The TNI-AU’s tily toward Russia continued, despite the lifting of the US embargo in November 2005. Russia’s MAKS air show doesn’t have quite the international clout of Farnborough or Le Bourget, but the price and quality of modern Russian fighters ensures its place on the international circuit. For MAKS 2007, its top military contract came on opening day. Rosoboronexport State Corporation and the Republic of Indonesia signed a $355 million Memorandum of Understanding for 3 SU-27SKM and 3 SU-30MK2 Flanker family fighters, building on the 2003 deal, and taking the country’s ordered fleet to 10 planes.
A month later, that purchase was followed by a $1.2 billion wish list of Russian submarines, armored vehicles, and armed helicopters. That wish list didn’t fully materialize, but the end of 2011 saw another 6 SU-30MK2s bought from Russia, bringing the fighter deals’ totals to 16 fighters and about $1.02 billion.
Simulator training is currently a co-operative venture with the Chinese, but by 2014, Indonesia expects to have its own virtual training infrastructure.
It’s all part of an oil-fueled modernization drive, backed by increased military spending. For more on the strategic and procurement issues tied up in this purchase, see the Additional Readings section, below, for UPI analyst Martin Sieff’s “Jets for Jakarta: A Whole New Strategic Game For Australasia”, and Air Power Australia’s “Sukhoi Flankers: The Shifting Balance of Regional Air Power”.
Contracts & Key Events
FY 2016 – 2018
February 19/18: Contracts Inked! Russia’s Interfax news agency reports that Indonesia has finally inked contracts for the purchase of 11 Su-35 fighter aircraft. The agreement comes after two years of negotiations and will involve Jakarta supplying goods such as rubber and palm oil to help fund part of the acquisition, and it is believed Moscow will also provide a loan. While Russia’s defense ministry didn’t mention the total price tag for the sale, the Indonesian defense ministry have budgeted a total of $1.5 billion for the purchase of up to 16 new fighter jets. It’s unclear whether the deal includes options for a further five. The first two jets are scheduled to arrive in October.
September 26/17: Indonesia’s Defense Minister Ryamizard Ryacudu told media that the government will sign contracts solidifying the purchase of eleven Su-35 fighter aircraft in November. Ryacudu added that the aircraft will be delivered within two years but did not confirm plans to acquire a further 5 Su-35s in order to have a full squadron. Jakarta’s deal to buy the fighters includes a substantial barter deal with Russia for Indonesian commodities including rubber and palm oil.

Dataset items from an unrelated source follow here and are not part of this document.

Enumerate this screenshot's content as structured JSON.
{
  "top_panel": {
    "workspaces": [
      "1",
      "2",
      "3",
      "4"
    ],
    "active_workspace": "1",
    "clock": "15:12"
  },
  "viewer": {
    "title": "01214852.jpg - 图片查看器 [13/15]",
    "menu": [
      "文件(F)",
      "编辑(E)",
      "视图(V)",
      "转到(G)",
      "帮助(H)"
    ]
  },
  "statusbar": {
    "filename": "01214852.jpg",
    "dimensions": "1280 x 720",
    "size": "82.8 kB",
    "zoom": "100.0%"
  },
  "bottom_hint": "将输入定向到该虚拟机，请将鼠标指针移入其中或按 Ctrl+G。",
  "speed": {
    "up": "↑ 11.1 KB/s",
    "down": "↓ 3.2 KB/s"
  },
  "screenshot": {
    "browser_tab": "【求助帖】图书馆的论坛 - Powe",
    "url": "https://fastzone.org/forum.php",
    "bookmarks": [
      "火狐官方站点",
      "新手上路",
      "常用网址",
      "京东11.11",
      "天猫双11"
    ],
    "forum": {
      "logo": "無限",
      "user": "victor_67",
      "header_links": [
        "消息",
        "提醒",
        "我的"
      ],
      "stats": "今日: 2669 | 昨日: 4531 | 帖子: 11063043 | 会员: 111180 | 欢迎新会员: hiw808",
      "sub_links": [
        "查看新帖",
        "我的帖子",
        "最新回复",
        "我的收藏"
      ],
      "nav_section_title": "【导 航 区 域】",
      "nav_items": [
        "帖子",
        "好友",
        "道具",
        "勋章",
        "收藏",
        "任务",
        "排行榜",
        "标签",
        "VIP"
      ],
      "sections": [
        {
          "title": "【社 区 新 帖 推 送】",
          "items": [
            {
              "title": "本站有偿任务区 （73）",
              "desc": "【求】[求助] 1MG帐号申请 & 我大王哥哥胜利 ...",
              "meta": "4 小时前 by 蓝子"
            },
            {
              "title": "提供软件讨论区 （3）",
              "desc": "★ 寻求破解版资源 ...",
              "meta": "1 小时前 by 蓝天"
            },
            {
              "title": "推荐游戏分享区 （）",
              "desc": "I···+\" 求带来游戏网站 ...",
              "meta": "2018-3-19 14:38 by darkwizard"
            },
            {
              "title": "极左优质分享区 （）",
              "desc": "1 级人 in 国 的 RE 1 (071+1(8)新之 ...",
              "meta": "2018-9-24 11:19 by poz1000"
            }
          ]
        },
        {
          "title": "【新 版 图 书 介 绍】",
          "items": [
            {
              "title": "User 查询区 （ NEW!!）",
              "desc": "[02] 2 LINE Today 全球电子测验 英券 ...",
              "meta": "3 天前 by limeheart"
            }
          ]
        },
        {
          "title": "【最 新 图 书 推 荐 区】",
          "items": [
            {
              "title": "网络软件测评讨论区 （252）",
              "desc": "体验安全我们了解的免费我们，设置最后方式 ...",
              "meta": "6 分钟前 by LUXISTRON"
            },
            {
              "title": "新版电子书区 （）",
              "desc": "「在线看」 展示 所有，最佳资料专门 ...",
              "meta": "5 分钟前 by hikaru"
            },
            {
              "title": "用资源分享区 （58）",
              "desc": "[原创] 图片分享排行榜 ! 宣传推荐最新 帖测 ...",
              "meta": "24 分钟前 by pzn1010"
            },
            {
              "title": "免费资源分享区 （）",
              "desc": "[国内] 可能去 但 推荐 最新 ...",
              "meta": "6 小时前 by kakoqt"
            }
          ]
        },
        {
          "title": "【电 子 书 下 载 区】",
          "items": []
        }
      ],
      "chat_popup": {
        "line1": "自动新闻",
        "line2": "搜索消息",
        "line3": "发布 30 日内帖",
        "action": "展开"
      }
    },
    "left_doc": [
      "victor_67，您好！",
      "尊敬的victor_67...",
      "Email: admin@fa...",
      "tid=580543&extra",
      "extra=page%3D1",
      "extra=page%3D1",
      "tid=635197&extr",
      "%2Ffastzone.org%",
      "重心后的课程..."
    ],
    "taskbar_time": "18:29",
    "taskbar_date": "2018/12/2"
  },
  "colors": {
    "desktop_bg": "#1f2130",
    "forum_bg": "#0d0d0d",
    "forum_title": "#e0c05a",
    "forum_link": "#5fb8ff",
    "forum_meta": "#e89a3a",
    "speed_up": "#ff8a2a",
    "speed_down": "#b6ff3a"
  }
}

August 24/17: In a joint press conference led by its Defense and Trade Ministers, Indonesia has announced the $1.14 billion purchase of eleven Su-35 fighters from Russia. Under the terms of the agreement, Jakarta will transfer $570 million worth of commodities, such as coffee and palm oil, in addition to cash to pay for the aircraft. The deal is expected to be finalised soon between Indonesian state trading company PT Perusahaan Perdangangan Indonesia and Russian state conglomerate Rostec. Delivery is expected to take place in two batches commencing in 2019.
August 07/17: In exchange for 11 Su-35 fighter aircraft, Indonesia’s Trade Minister Enggartiasto Lukita has confirmed that Jakarta will barter commodities such as coffee, palm oil and tea to Russia in lieu of hard cash. Lukita made the announcement while visiting Moscow for a bilateral business forum between the two countries, which also saw officials from Indonesian state trading company PT Perusahaan Perdagangan Indonesia and Russian state conglomerate Rostec sign a memorandum of understanding (MoU) ahead of a formal barter deal being announced. Russia is currently facing a new round of US-imposed trade sanctions, while Jakarta is trying to promote its palm oil products amid threats of a cut in consumption by European Union countries. Indonesia, which had a $411 million trade surplus with Russia in 2016, also aims to expand its partnership in tourism, education, energy, technology and aviation among others.
July 28/17: After two years of talks and negotiations, Indonesia has confirmed that it will purchase 11 Su-35 fighter aircraft from Russia. The fighters will replace its F5 E/F Tiger II warplanes, which have been in service with the Indonesian Air Forces since 1980s, and deliveries could commence from as early as next year. Defense Minister Ryamizard Ryacudu made the statement to media outlets following a recent cabinet meeting, adding that the government is also looking into purchasing Chinese UAVs that will have an attack capability as well as the ability to be customized to Jakarta’s specifications.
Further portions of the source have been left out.